The other interesting question, of course, is how common ghostwriting is. Unfortunately, the papers you cite don’t really give much insight. Flanagin et al was a good study, but is now hopelessly out of date. The landscape has changed dramatically since 1998. Gøtzsche et al was not about medical writers, it was about ghost authorship by statisticians. That’s a whole other problem, of course, but not really relevant to the present discussion. Mowatt et al is also out of date, and of course Cochrane reviews are very different to the wider population of medical literature. Ross et al had no quantitative data in it: it was simply an in-depth description of a small number of highly non-randomly-selected examples.
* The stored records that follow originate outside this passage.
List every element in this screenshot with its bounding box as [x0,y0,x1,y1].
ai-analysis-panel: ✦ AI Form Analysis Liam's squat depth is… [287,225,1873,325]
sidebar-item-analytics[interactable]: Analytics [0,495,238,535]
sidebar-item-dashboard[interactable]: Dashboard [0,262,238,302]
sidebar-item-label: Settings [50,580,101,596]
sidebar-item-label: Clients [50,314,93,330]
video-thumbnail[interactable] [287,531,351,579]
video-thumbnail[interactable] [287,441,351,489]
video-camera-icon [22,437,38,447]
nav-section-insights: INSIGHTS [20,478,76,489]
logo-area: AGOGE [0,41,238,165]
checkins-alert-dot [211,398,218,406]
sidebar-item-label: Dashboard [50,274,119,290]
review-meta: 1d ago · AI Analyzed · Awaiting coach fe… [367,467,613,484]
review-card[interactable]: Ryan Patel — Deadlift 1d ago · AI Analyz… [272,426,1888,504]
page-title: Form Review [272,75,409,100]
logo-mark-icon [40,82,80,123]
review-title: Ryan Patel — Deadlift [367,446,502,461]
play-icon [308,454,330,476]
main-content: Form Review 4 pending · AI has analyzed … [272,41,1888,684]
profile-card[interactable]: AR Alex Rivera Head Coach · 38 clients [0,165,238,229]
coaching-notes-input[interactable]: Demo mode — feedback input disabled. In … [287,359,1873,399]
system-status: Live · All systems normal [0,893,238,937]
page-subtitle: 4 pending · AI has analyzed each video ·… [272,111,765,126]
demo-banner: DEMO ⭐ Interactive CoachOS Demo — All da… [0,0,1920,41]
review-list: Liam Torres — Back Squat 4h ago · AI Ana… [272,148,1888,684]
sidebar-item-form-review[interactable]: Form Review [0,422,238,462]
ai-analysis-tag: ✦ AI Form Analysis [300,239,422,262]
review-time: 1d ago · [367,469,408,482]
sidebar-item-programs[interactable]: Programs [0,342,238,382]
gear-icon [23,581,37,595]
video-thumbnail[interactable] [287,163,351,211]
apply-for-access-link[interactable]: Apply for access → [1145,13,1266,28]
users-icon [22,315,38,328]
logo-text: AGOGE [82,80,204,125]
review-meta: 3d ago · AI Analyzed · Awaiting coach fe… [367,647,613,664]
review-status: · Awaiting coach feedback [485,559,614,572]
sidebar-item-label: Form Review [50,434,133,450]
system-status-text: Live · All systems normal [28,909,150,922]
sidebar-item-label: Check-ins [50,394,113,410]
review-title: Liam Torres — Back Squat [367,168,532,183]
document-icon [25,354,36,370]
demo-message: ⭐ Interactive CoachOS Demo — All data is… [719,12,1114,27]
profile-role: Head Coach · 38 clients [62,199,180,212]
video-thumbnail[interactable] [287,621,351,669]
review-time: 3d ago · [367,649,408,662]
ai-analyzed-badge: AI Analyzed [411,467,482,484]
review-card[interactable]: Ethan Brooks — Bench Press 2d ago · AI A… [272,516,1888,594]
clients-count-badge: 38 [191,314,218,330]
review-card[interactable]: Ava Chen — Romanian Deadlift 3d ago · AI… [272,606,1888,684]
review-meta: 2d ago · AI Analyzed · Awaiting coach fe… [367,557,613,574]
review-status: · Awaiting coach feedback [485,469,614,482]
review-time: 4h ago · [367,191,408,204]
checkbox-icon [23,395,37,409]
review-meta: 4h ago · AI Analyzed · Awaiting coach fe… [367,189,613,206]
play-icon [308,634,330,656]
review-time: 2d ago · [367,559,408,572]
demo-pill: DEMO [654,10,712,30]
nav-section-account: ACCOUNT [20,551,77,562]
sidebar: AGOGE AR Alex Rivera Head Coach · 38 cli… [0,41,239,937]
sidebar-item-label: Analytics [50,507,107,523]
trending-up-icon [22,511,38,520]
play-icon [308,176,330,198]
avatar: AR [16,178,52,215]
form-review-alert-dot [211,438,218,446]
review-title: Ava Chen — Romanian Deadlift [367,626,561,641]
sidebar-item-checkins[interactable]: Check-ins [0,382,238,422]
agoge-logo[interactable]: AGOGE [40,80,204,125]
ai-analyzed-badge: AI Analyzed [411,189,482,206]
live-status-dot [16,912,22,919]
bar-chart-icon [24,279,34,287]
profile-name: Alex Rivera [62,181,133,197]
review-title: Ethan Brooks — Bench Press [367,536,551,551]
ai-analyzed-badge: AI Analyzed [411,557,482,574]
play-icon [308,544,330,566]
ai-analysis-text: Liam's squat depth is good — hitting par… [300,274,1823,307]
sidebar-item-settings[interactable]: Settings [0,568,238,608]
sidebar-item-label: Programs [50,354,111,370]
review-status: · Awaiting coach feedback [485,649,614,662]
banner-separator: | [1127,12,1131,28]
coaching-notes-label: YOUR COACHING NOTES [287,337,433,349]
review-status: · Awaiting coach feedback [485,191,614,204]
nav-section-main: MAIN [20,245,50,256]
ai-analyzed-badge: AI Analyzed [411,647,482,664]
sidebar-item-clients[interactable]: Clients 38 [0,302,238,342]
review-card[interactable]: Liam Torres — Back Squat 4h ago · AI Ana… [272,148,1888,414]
My own research, based on a survey done in 2008 (see http://dianthus.co.uk/ghostwriting-survey for details), gives a tentative estimate of the proportion of contributions from medical writers that are unacknowledged (ie ghostwriting) as 42%, although that’s probably an underestimate because of some unavoidable biases in the survey. Of note, that’s a substantially lower number than the proportion in 2005, which suggests that ghostwriting is becoming less common.

Note also that that is a figure for the proportion of papers with contributions by professional medical writers that are ghostwritten. It provides no data on what proportion of all papers are ghostwritten.

Clearly, more needs to be done to make sure the guidelines are better observed. I and some colleagues have made a practical suggestion in that direction, although sadly, there seems to be little appetite among medical journal editors to act on it.

See http://www.plosmedicine.org/article/info:doi/10.1371/journal.pmed.1000023 for details.

Adam,
I just finished reading your article surveying members of the two medical writers associations and feel that this study deserves more recognition. It does indeed fill a missing piece in the literature. It is unfortunate that it was published in your association’s magazine and not in an academic journal. Had I known about it, I would have cited it. Thank you for this contribution.

The main results of your study corroborate with data presented — ghostwriting is still a widespread practice. Your comparison of 2008 with 2005 suggests that unacknowledged writing is declining for association members and propose that adherence to guidelines — especially for writers who work for medical communication companies — may be the reason for the decline.

In sum, we appear to be arguing about related points: we both agree that ghostwriting (and ghost authorship) exists and persists, although you provide data that this practice may be in decline. I look forward to a follow-up survey.